O SR. MINISTRO BARROS MONTEIRO:

Anésio Sobral Sobrinho Filho ajuizou interdito proibitório contra a

“Terracap – Companhia Imobiliária de Brasília”, alegando ser possuidor direto da área

de terras localizada às margens da estrada que liga o Plano Piloto a Sobradinho,

designada "Chácara Boa Vista n. 10", a qual foi adquirida de Augusto Pereira da Silva

e sua esposa, Gumercinda Maria de Jesus, em 23.01.1989. Tais vendedores, segundo o

autor, já exerciam a posse mansa e pacífica da referida área há mais de dez anos.

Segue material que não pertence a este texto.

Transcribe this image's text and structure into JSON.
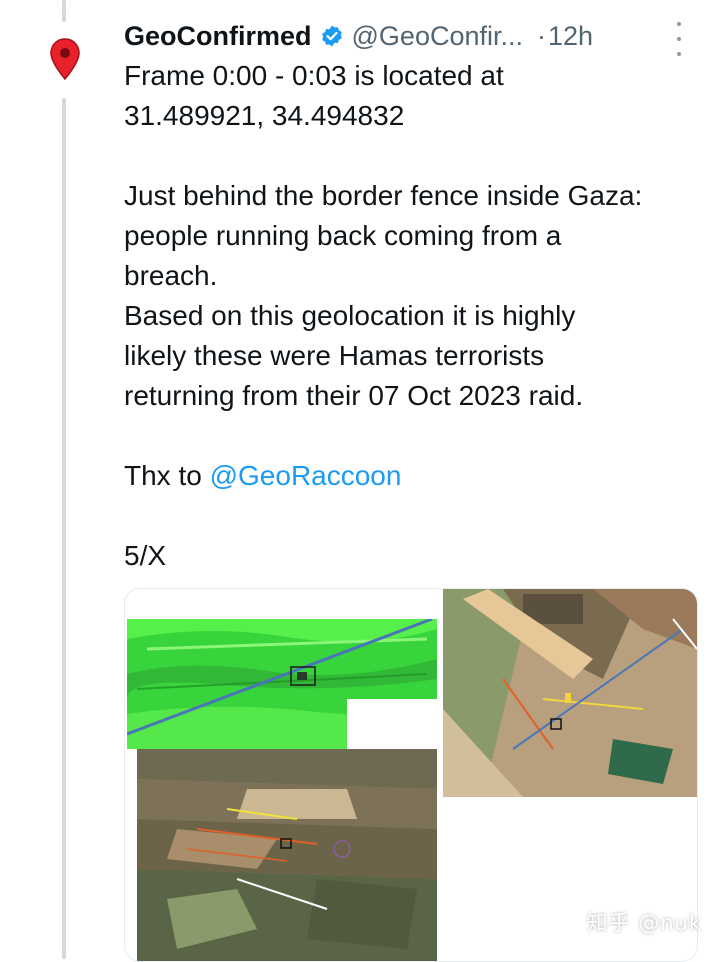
{
  "tweet": {
    "author_name": "GeoConfirmed",
    "author_handle": "@GeoConfir...",
    "separator": "·",
    "timestamp": "12h",
    "lines": [
      "Frame 0:00 - 0:03 is located at",
      "31.489921, 34.494832",
      "Just behind the border fence inside Gaza:",
      "people running back coming from a",
      "breach.",
      "Based on this geolocation it is highly",
      "likely these were Hamas terrorists",
      "returning from their 07 Oct 2023 raid."
    ],
    "thanks_prefix": "Thx to ",
    "thanks_mention": "@GeoRaccoon",
    "thread_counter": "5/X"
  },
  "icons": {
    "avatar": "map-pin-icon",
    "verified": "verified-badge-icon",
    "more": "more-options-icon"
  },
  "colors": {
    "accent": "#1d9bf0",
    "pin_red": "#e8212b",
    "thread_line": "#cfd9de",
    "secondary_text": "#536471"
  },
  "watermark": "知乎 @nuk"
}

Esclareceu que, no dia 6.2.1990, foi acordado por funcionários da ré, acompanhados

de policiais militares, que iniciaram a demolição das casas vizinhas, e foi avisado de

que também a sua seria demolida.

A liminar foi deferida a fl. 9, inaudita altera parte.

O MM. Juiz de Direito julgou procedente o pedido inicial para,

confirmando a liminar, determinar que a ré se abstenha de ameaçar a posse do autor,

sob pena de pagar multa diária de R$ 300,00 (trezentos reais).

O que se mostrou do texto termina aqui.